The slam dunk contest has no preliminaries prior to the Thursday competition of the week of the state finals. Players are nominated by the coaches of their regional or sectional tournament. Those willing to participate advance automatically to the state preliminaries.

The three point contest starts at the beginning of the regional tournaments. Each team may select up to 4 players to compete, with a total of four players advancing to the next level of competition. As teams advance through regional and sectional, the winning individuals advance, irrespective of their team's success.

March Madness Experience logo

===March Madness Experience===
Since 1996, in addition to the on court activities, the IHSA has set up an interactive event at the Peoria Civic Center called the March Madness Experience.
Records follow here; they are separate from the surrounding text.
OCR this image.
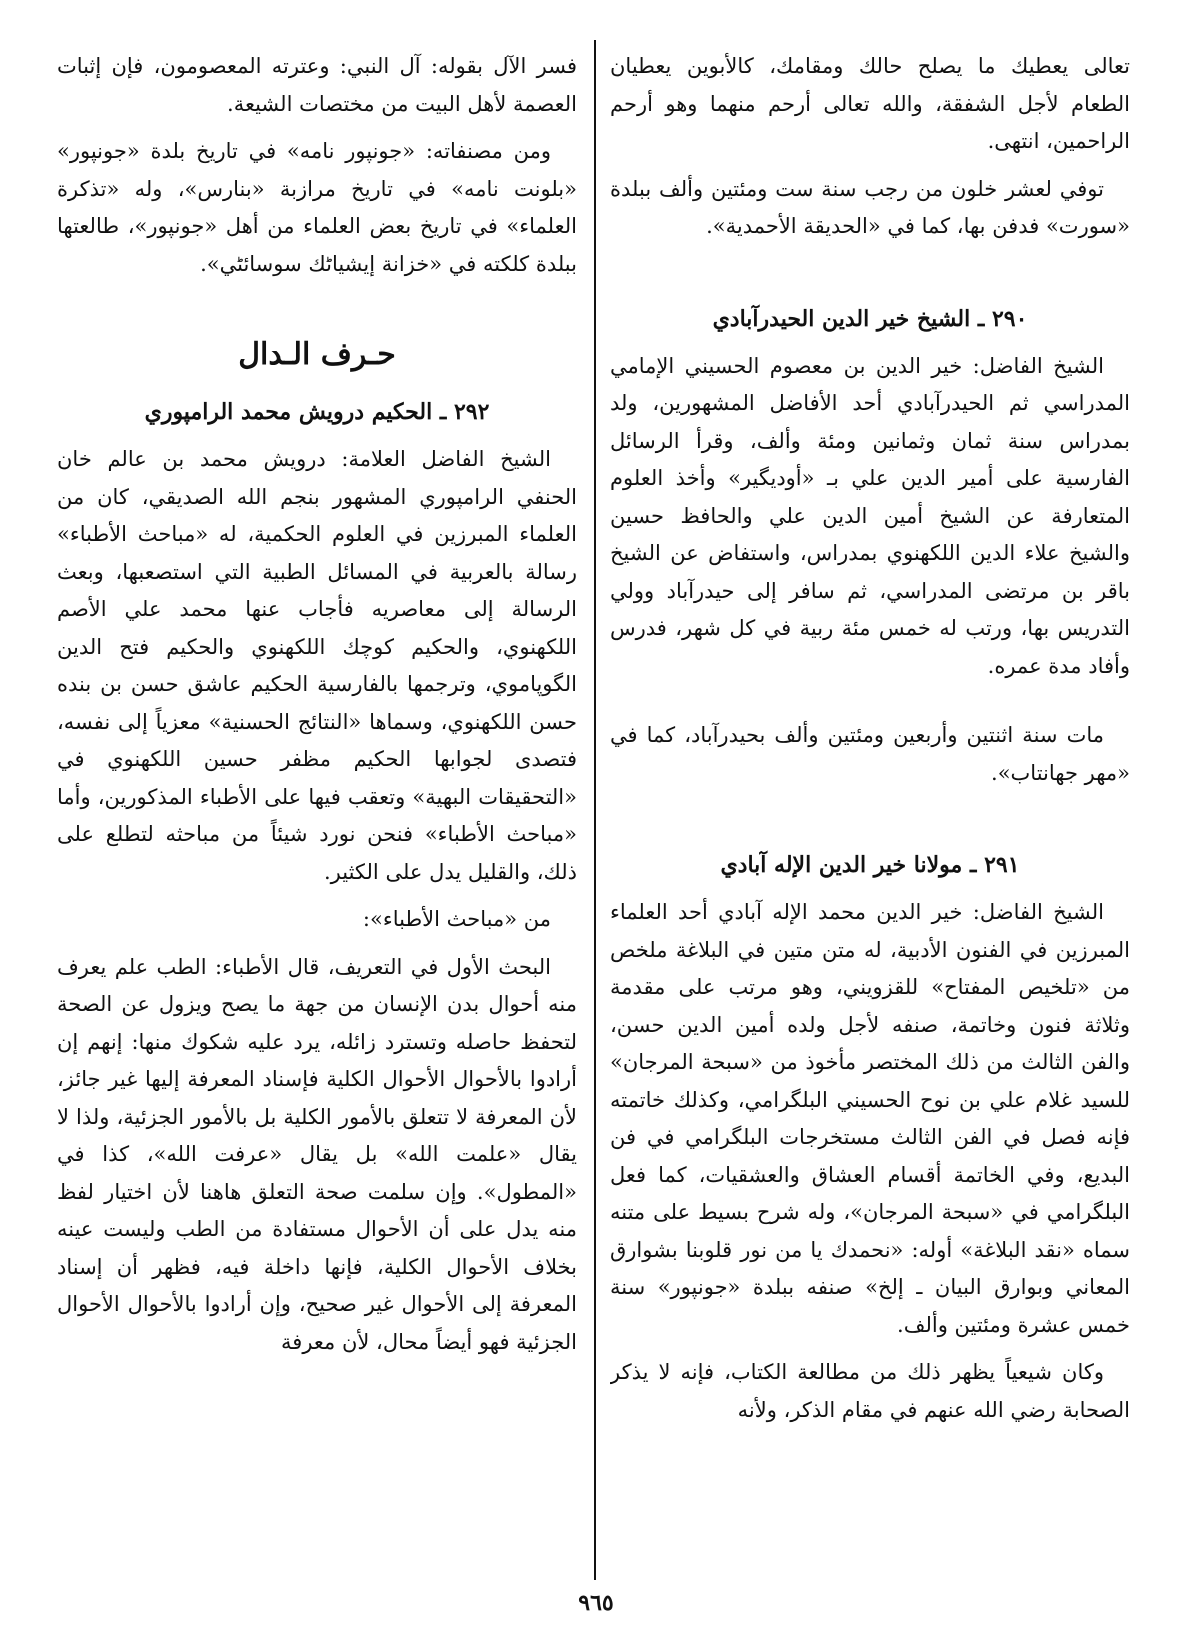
تعالى يعطيك ما يصلح حالك ومقامك، كالأبوين يعطيان الطعام لأجل الشفقة، والله تعالى أرحم منهما وهو أرحم الراحمين، انتهى.

توفي لعشر خلون من رجب سنة ست ومئتين وألف ببلدة «سورت» فدفن بها، كما في «الحديقة الأحمدية».

٢٩٠ ـ الشيخ خير الدين الحيدرآبادي

الشيخ الفاضل: خير الدين بن معصوم الحسيني الإمامي المدراسي ثم الحيدرآبادي أحد الأفاضل المشهورين، ولد بمدراس سنة ثمان وثمانين ومئة وألف، وقرأ الرسائل الفارسية على أمير الدين علي بـ «أوديگير» وأخذ العلوم المتعارفة عن الشيخ أمين الدين علي والحافظ حسين والشيخ علاء الدين اللكهنوي بمدراس، واستفاض عن الشيخ باقر بن مرتضى المدراسي، ثم سافر إلى حيدرآباد وولي التدريس بها، ورتب له خمس مئة ربية في كل شهر، فدرس وأفاد مدة عمره.

مات سنة اثنتين وأربعين ومئتين وألف بحيدرآباد، كما في «مهر جهانتاب».

٢٩١ ـ مولانا خير الدين الإله آبادي

الشيخ الفاضل: خير الدين محمد الإله آبادي أحد العلماء المبرزين في الفنون الأدبية، له متن متين في البلاغة ملخص من «تلخيص المفتاح» للقزويني، وهو مرتب على مقدمة وثلاثة فنون وخاتمة، صنفه لأجل ولده أمين الدين حسن، والفن الثالث من ذلك المختصر مأخوذ من «سبحة المرجان» للسيد غلام علي بن نوح الحسيني البلگرامي، وكذلك خاتمته فإنه فصل في الفن الثالث مستخرجات البلگرامي في فن البديع، وفي الخاتمة أقسام العشاق والعشقيات، كما فعل البلگرامي في «سبحة المرجان»، وله شرح بسيط على متنه سماه «نقد البلاغة» أوله: «نحمدك يا من نور قلوبنا بشوارق المعاني وبوارق البيان ـ إلخ» صنفه ببلدة «جونپور» سنة خمس عشرة ومئتين وألف.

وكان شيعياً يظهر ذلك من مطالعة الكتاب، فإنه لا يذكر الصحابة رضي الله عنهم في مقام الذكر، ولأنه

فسر الآل بقوله: آل النبي: وعترته المعصومون، فإن إثبات العصمة لأهل البيت من مختصات الشيعة.

ومن مصنفاته: «جونپور نامه» في تاريخ بلدة «جونپور» «بلونت نامه» في تاريخ مرازبة «بنارس»، وله «تذكرة العلماء» في تاريخ بعض العلماء من أهل «جونپور»، طالعتها ببلدة كلكته في «خزانة إيشياٹك سوسائٹي».

حـرف الـدال
٢٩٢ ـ الحكيم درويش محمد الرامپوري

الشيخ الفاضل العلامة: درويش محمد بن عالم خان الحنفي الرامپوري المشهور بنجم الله الصديقي، كان من العلماء المبرزين في العلوم الحكمية، له «مباحث الأطباء» رسالة بالعربية في المسائل الطبية التي استصعبها، وبعث الرسالة إلى معاصريه فأجاب عنها محمد علي الأصم اللكهنوي، والحكيم كوچك اللكهنوي والحكيم فتح الدين الگوپاموي، وترجمها بالفارسية الحكيم عاشق حسن بن بنده حسن اللكهنوي، وسماها «النتائج الحسنية» معزياً إلى نفسه، فتصدى لجوابها الحكيم مظفر حسين اللكهنوي في «التحقيقات البهية» وتعقب فيها على الأطباء المذكورين، وأما «مباحث الأطباء» فنحن نورد شيئاً من مباحثه لتطلع على ذلك، والقليل يدل على الكثير.

من «مباحث الأطباء»:

البحث الأول في التعريف، قال الأطباء: الطب علم يعرف منه أحوال بدن الإنسان من جهة ما يصح ويزول عن الصحة لتحفظ حاصله وتسترد زائله، يرد عليه شكوك منها: إنهم إن أرادوا بالأحوال الأحوال الكلية فإسناد المعرفة إليها غير جائز، لأن المعرفة لا تتعلق بالأمور الكلية بل بالأمور الجزئية، ولذا لا يقال «علمت الله» بل يقال «عرفت الله»، كذا في «المطول». وإن سلمت صحة التعلق هاهنا لأن اختيار لفظ منه يدل على أن الأحوال مستفادة من الطب وليست عينه بخلاف الأحوال الكلية، فإنها داخلة فيه، فظهر أن إسناد المعرفة إلى الأحوال غير صحيح، وإن أرادوا بالأحوال الأحوال الجزئية فهو أيضاً محال، لأن معرفة

٩٦٥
Set up in the 100000 sqft Exhibit Hall, the "Experience" includes interactive games and skill challenges for fans to participate in. Big screen televisions allow fans to watch the current game being played on the court, and radio and television broadcasts originate from the floor. The "Experience" opens on the Thursday of each week of the State Championship Tournament, and remains open throughout the tournament.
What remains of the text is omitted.